Multi-task learning in deep neural networks has become a topic of growing importance in many research fields, including drug discovery. However, applying multi-task learning poses new challenges in improving prediction performance. This study investigated the potential of training data enrichment to enhance multi-task model prediction quality in drug discovery. The study evaluated four scenarios with varying degrees of information capacity of the training data and applied two types of test data to evaluate prediction performance. We used three datasets: ViralChEMBL, which consisted of binary activities of compounds against viral species, was applied for the classification task; pQSAR(159) and pQSAR(4267), which consisted of bio-activities of compounds and assays from the research of the profile-QSAR method, were applied for regression tasks. We built multi-task models based on the feed-forward DNNs using the PyTorch framework. Our findings showed that training data enrichment could be an effective means of enhancing prediction performance in multi-task learning, but the degree of improvement depends on the quality of the training data. The more unique compounds and targets the training data included, the more new compound-target interactions are required for prediction improvement. Also, we found out that even using multi-task learning, one could not predict the interactions of compounds that are highly dissimilar from those used for model training. The study provides some recommendations for effectively employing multi-task learning in drug discovery to improve prediction accuracy and facilitate the discovery of novel drug candidates.

Abstract Image

查看原文本刊更多论文

通过数据充实改进多任务学习:在药物发现中的应用

深度神经网络中的多任务学习已经成为许多研究领域中越来越重要的课题，包括药物发现。然而，应用多任务学习对提高预测性能提出了新的挑战。本研究探讨了训练数据丰富在药物发现中提高多任务模型预测质量的潜力。研究评估了训练数据信息容量不同程度的四种场景，并应用两种类型的测试数据来评估预测性能。我们使用了三个数据集:ViralChEMBL是由化合物对病毒种的二元活性组成的，用于分类任务;pQSAR(159)和pQSAR(4267)由化合物的生物活性和谱图qsar法研究的结果组成，用于回归任务。我们使用PyTorch框架基于前馈dnn构建了多任务模型。研究结果表明，训练数据丰富是提高多任务学习预测性能的有效手段，但提高的程度取决于训练数据的质量。训练数据中包含的独特化合物和靶点越多，就需要更多新的化合物-靶点相互作用来改进预测。此外，我们发现，即使使用多任务学习，也无法预测与模型训练中使用的化合物高度不同的化合物之间的相互作用。该研究为有效地利用多任务学习进行药物发现提供了一些建议，以提高预测精度，促进新的候选药物的发现。

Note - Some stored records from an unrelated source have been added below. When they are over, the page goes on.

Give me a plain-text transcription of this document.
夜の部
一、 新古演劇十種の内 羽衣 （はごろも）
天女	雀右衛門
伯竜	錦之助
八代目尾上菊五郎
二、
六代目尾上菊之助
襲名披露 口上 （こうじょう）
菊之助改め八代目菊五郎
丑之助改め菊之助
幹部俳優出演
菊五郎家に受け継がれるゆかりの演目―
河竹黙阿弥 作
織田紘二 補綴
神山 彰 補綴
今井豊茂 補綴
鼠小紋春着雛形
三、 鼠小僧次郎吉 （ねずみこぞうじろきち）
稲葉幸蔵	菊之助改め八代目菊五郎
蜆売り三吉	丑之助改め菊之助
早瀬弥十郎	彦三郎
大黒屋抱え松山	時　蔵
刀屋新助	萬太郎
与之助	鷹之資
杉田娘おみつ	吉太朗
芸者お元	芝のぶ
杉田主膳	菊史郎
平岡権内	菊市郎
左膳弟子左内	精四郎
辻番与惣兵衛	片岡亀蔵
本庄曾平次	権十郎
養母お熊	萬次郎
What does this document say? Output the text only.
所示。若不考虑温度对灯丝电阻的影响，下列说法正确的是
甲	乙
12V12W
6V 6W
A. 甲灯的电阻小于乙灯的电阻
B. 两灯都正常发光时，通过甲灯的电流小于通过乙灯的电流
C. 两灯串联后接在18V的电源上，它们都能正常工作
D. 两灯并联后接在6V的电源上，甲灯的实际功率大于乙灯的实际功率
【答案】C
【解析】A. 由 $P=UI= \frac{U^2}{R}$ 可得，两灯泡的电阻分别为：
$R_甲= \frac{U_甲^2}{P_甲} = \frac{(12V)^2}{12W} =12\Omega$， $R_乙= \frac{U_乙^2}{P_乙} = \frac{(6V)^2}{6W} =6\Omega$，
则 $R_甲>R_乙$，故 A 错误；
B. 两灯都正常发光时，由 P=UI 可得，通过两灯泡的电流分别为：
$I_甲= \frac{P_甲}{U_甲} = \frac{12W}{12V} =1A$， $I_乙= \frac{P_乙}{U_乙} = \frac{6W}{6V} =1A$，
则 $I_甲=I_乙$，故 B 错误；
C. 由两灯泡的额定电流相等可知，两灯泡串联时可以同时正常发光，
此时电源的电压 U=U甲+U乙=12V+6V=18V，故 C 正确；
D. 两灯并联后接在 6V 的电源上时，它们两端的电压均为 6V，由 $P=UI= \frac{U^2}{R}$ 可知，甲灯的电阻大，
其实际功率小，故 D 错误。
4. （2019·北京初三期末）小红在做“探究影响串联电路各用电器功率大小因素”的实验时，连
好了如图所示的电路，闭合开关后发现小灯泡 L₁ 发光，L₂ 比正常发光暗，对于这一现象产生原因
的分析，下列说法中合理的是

本文章由计算机程序翻译，如有差异，请以英文原文为准。

求助全文

约1分钟内获得全文求助全文

来源期刊

Journal of Computer-Aided Molecular Design 生物-计算机：跨学科应用

CiteScore

8.00

自引率

8.60%

发文量

审稿时长

3 months

期刊介绍： The Journal of Computer-Aided Molecular Design provides a form for disseminating information on both the theory and the application of computer-based methods in the analysis and design of molecules. The scope of the journal encompasses papers which report new and original research and applications in the following areas: - theoretical chemistry; - computational chemistry; - computer and molecular graphics; - molecular modeling; - protein engineering; - drug design; - expert systems; - general structure-property relationships; - molecular dynamics; - chemical database development and usage.